As a need-blind institution, Middlebury admits the most qualified students among our applicants. We also meet every enrolled student’s full demonstrated financial need—the cost of attending less the family’s estimated financial contribution. We are committed to each of these policies and to maintaining and strengthening our financial sustainability.
But rising inequality means that Middlebury needs to increase its ability to provide financially for our students.
As we educate young people across our schools to address the world’s most challenging problems, we must acknowledge that inequality is one of those problems. In the United States, income disparity is increasing. If current trends continue, soon top students will come mostly from places and families for whom a Middlebury education is beyond reach. But we must still continue to be able to reach them—and keep them. We must increase our efforts to make Middlebury a place of welcome, supporting all students so that they know that they belong.

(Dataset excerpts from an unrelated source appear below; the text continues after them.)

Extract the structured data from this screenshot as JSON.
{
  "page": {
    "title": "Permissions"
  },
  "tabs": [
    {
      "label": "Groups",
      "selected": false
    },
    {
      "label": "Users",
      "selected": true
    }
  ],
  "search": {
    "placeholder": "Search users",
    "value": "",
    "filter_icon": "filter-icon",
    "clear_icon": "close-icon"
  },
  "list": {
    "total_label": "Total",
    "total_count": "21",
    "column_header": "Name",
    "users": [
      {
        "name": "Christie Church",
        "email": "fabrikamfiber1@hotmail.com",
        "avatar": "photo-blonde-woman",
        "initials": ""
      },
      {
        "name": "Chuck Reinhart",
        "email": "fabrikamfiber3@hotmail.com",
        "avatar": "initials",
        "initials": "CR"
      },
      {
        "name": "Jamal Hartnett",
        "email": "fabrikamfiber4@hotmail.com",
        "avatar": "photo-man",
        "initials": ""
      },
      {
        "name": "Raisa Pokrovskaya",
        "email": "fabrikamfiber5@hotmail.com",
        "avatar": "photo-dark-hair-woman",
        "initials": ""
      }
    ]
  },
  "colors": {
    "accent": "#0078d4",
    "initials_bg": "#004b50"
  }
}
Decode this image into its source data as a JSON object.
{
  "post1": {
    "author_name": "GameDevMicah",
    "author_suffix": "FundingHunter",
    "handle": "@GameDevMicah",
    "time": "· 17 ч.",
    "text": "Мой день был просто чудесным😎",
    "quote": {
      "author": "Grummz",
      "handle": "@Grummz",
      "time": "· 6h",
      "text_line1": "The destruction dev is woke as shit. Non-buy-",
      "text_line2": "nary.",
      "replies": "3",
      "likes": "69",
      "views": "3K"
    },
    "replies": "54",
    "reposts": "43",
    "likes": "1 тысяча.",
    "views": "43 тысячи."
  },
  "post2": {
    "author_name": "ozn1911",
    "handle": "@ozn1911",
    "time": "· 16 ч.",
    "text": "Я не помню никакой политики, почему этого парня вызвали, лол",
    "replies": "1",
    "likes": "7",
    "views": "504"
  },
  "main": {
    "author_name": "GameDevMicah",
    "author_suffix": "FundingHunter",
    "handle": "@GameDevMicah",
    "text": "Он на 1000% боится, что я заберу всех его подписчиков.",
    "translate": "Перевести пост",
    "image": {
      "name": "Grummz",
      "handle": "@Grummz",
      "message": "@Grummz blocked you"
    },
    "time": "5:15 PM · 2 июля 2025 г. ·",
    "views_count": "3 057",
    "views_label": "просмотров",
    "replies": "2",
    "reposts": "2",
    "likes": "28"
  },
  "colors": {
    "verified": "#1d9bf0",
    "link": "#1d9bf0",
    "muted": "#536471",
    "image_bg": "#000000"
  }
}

That goes beyond support for the cost of attendance, and into support for the cost of experience. Being a Middlebury student means receiving an extraordinary, rewarding, and affirming education in and out of the classroom, with equal opportunities to participate in clubs and sports, internships and experience abroad, spiritual and religious life, and cultural and artistic expression. In doing so, we are changing and broadening the Middlebury experience to be more appealing to, and reflective and inclusive of, today’s and tomorrow’s student body.
Being a need-blind institution can help increase educational access for top students. But we are competing with our peer institutions to enroll these same students, and we are falling behind in our ability to do so. Currently, we rank 11th out of 16 in relation to our peers in the percentage of undergraduate students to whom we give financial aid.
It’s true that Middlebury is a college in demand. We received a record number of applications again this year. We could certainly fill each new incoming class with bright and motivated students whose families can afford to pay, and allow our peer colleges to enroll exceptional students with more limited financial means.
That is not an option, of course. We not only are a private institution of higher education, but we also represent a public good, something that is recognized explicitly by our not-for-profit status. A public good should be accessible to all, regardless of financial means. The need to increase our ability to provide financial aid is not exclusive to Middlebury, of course. However, how we respond to this need can be. We can draw on our history: from our beginnings, Middlebury has been about access—and the need to fund it. Middlebury was founded by teachers and preachers who were focused on making education available to those who were not afforded the federal funds given to UVM to found that university in the late 18th century.
Then, as now, Middlebury relied upon those who believed in the importance of education access to fund and maintain our mission. We are fortunate to have a high level of alumni and parent engagement, generous support from many sources, and to be guided by trustees and overseers whose foundational priorities are the twin goals of financial sustainability and financial aid.
Expect to hear more from me about what I believe is Middlebury’s duty to our current and future students and their families. As always, I welcome your thoughts.